Why We Don't Need to Architect Digital Solutions Anymore

We can ditch traditional architects because cloud V2 services are pre-architected and vastly more efficient. Small teams now outperform larger ones by leveraging high-quality, cost-effective prefab digital solutions.

In the olden days (before 2010), a small development team would be roughly 12 people. Today, I achieve more output with just 3 to 6 people, depending on the mix of senior and junior resources. Interestingly, and counterintuitively, a team of three typically produces more than double the output of a team of six... But that's a conversation for another day.
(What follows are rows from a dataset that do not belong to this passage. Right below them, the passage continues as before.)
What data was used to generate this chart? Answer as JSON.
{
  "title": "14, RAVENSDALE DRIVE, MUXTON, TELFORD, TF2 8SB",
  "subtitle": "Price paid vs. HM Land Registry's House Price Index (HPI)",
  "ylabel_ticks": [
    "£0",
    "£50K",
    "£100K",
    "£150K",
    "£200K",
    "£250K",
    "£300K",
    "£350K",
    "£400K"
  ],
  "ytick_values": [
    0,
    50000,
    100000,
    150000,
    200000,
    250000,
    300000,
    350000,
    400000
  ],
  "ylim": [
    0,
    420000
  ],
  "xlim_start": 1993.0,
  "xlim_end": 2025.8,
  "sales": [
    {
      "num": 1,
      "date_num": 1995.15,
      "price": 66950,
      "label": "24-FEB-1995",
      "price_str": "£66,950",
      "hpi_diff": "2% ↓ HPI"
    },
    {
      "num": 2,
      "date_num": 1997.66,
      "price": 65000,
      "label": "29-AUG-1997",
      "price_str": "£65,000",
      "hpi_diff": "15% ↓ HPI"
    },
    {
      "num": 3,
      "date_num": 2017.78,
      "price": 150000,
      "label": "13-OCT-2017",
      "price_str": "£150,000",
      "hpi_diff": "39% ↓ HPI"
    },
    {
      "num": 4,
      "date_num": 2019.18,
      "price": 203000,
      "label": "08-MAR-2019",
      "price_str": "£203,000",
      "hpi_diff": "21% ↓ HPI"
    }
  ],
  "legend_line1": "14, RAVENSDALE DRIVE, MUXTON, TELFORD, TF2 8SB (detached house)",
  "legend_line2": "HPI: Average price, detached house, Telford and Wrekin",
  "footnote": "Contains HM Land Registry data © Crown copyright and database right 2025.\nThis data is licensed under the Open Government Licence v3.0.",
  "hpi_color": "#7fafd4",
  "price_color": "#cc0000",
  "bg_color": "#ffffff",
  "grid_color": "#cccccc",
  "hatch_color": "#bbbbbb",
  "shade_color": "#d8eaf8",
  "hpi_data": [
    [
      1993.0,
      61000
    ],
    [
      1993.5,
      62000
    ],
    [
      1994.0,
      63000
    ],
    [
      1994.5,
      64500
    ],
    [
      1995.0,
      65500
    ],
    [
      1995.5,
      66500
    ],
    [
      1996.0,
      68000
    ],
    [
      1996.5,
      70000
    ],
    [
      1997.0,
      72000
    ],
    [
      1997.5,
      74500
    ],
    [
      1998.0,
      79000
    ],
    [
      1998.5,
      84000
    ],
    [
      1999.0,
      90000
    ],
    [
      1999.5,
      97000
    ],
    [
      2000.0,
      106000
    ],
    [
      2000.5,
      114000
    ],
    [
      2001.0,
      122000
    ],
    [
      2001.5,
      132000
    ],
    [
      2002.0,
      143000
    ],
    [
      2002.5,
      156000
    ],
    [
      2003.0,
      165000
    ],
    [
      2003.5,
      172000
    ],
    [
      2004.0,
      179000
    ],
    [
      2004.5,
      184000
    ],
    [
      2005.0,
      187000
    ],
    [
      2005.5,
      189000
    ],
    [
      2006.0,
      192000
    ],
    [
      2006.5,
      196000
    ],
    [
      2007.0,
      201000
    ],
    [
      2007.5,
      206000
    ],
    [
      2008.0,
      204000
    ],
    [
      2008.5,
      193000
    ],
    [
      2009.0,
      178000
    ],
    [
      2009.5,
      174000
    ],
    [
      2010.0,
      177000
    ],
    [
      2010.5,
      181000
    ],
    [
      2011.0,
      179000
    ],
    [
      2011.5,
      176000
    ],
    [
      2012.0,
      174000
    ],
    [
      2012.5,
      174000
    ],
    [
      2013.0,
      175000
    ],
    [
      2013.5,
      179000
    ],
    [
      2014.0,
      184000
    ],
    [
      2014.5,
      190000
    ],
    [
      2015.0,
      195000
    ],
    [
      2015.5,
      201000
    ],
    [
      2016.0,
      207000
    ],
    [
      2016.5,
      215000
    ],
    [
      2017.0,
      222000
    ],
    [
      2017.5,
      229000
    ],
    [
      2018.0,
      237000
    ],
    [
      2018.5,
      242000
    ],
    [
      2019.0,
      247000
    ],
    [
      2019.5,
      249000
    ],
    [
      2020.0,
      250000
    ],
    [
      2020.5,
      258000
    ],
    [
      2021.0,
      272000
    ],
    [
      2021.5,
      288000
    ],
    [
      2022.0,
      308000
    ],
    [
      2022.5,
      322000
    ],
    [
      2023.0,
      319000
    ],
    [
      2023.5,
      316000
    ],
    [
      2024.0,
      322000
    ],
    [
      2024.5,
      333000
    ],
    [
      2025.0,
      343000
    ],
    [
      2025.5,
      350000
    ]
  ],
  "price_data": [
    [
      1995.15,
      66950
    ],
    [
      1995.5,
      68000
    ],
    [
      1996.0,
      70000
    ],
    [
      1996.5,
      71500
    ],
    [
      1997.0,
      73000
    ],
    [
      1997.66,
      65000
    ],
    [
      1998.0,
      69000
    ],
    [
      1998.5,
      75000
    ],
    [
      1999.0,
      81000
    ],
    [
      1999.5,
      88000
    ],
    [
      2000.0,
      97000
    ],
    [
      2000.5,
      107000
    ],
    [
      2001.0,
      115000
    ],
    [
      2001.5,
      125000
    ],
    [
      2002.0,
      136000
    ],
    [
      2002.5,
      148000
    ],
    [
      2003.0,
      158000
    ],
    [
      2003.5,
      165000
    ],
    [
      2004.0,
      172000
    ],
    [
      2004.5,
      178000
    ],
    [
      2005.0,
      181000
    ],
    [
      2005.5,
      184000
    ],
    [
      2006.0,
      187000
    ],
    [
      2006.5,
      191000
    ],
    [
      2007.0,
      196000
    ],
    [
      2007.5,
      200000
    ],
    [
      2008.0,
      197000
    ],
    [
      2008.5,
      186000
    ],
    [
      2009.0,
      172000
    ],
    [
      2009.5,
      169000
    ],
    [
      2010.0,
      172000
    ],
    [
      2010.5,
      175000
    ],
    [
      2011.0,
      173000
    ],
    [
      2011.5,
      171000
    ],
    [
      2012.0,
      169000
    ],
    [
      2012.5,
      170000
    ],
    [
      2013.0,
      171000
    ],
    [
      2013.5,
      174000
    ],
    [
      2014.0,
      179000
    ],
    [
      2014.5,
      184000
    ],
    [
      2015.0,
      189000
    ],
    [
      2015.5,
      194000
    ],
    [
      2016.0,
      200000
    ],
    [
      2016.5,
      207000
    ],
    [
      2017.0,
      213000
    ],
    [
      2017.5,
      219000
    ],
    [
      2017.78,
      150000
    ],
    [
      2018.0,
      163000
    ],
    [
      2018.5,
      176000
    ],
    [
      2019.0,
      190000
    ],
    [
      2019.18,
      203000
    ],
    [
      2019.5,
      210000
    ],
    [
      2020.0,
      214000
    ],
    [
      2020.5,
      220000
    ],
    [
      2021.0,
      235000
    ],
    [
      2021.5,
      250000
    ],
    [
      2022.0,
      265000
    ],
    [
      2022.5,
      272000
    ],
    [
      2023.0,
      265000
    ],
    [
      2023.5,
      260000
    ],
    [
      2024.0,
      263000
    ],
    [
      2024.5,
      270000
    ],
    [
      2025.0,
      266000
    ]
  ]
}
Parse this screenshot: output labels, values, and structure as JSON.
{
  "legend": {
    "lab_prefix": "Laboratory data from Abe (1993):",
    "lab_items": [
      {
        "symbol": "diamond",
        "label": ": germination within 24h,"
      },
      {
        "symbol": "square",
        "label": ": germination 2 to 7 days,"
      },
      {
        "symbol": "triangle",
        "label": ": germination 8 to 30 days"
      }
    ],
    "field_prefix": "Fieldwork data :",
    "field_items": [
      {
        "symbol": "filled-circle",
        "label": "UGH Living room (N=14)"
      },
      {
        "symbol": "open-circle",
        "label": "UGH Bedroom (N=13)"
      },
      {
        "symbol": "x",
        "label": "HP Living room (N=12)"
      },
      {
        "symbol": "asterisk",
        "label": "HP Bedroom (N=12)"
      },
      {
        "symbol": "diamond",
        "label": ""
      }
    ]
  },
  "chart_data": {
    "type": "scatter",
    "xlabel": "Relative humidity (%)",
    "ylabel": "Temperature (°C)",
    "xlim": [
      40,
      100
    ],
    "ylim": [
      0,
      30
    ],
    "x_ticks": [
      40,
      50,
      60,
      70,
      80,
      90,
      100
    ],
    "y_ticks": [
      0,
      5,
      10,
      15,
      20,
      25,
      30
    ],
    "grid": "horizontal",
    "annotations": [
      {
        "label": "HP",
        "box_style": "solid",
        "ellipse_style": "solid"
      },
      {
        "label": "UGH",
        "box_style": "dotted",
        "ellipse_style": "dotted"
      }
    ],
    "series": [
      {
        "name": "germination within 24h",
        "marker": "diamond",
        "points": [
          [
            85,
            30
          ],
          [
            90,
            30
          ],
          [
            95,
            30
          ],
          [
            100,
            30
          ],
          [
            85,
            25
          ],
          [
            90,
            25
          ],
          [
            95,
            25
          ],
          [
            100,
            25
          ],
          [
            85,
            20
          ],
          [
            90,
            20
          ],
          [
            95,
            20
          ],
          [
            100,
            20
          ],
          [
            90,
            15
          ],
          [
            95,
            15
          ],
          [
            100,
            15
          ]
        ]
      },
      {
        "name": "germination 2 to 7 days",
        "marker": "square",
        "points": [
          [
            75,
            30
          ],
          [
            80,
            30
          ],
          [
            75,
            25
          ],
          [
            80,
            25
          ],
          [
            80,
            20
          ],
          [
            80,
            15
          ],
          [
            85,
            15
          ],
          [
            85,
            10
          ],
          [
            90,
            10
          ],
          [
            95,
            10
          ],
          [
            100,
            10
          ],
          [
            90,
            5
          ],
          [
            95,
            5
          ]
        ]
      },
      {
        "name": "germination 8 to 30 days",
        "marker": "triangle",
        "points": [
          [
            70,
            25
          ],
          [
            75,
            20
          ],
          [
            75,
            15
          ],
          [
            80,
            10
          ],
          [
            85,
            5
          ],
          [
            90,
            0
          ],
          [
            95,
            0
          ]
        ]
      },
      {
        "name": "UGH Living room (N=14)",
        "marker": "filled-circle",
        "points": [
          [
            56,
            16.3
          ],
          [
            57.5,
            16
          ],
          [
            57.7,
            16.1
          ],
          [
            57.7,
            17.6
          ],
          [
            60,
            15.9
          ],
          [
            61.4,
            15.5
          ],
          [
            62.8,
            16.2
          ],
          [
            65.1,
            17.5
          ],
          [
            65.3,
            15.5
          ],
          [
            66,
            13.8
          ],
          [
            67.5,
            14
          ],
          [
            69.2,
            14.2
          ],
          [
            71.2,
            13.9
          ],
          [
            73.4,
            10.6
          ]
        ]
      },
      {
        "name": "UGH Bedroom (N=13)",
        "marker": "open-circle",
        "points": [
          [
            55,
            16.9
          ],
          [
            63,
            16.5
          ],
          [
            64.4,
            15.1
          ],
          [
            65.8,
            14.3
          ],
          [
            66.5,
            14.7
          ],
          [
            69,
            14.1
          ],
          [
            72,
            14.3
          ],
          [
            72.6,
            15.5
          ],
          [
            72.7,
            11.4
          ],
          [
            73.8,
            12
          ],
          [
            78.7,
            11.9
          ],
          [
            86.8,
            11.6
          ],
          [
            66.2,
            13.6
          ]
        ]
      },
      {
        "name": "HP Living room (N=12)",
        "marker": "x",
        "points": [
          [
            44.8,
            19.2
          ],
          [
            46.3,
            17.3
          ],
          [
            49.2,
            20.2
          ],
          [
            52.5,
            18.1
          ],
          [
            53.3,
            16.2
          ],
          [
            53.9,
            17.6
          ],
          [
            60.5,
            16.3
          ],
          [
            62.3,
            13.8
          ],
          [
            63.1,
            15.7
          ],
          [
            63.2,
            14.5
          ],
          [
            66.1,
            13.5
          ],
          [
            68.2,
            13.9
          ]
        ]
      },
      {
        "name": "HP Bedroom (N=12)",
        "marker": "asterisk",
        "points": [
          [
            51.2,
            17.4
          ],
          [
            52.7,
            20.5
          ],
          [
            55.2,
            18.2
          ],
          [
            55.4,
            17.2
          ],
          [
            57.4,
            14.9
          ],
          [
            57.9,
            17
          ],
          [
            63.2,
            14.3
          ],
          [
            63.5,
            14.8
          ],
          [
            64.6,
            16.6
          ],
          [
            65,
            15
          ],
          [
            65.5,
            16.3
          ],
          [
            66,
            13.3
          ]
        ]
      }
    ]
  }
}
Most of this increase in efficiency comes from removing several "Yurei" style roles, like enterprise architects, technical architects, network architects, security architects, and solution designers. Because I focus on building new solutions on cloud V2 services rather than inheriting old technology, I don't need any of these architects. In other words, all the technologies I use are "pre-architected," and the quality of these pre-architected services is far superior to anything I could afford in the old infrastructure days.

The best analogy I can come up with (and it's not amazing, I warn you) is that of buying a prefab mansion. When we think of prefab housing, we often imagine cheap, low-end options. However, there's a massive industry in custom-made but prefabricated structures at scale, like hospitals.

The advantages of custom designing something and pre-fabricating it are numerous. The two that stand out for me are quality and cost – both of which resemble the use of cloud V2 technologies, which are preassembled and fully automated. Building something and then transporting it in pieces has the hidden benefit of using much higher quality designers and builders because they are centralised with their peers. In cloud terms, I'm alluding to San Francisco, Silicon Valley, and Seattle, not Sydney. Besides the resources themselves being more senior craftsmen that I can't afford to employ directly, assembling these centrally makes use of supporting technologies in massive warehouses. The end result is a higher-quality structure made to a higher standard in terms of precision and workmanship.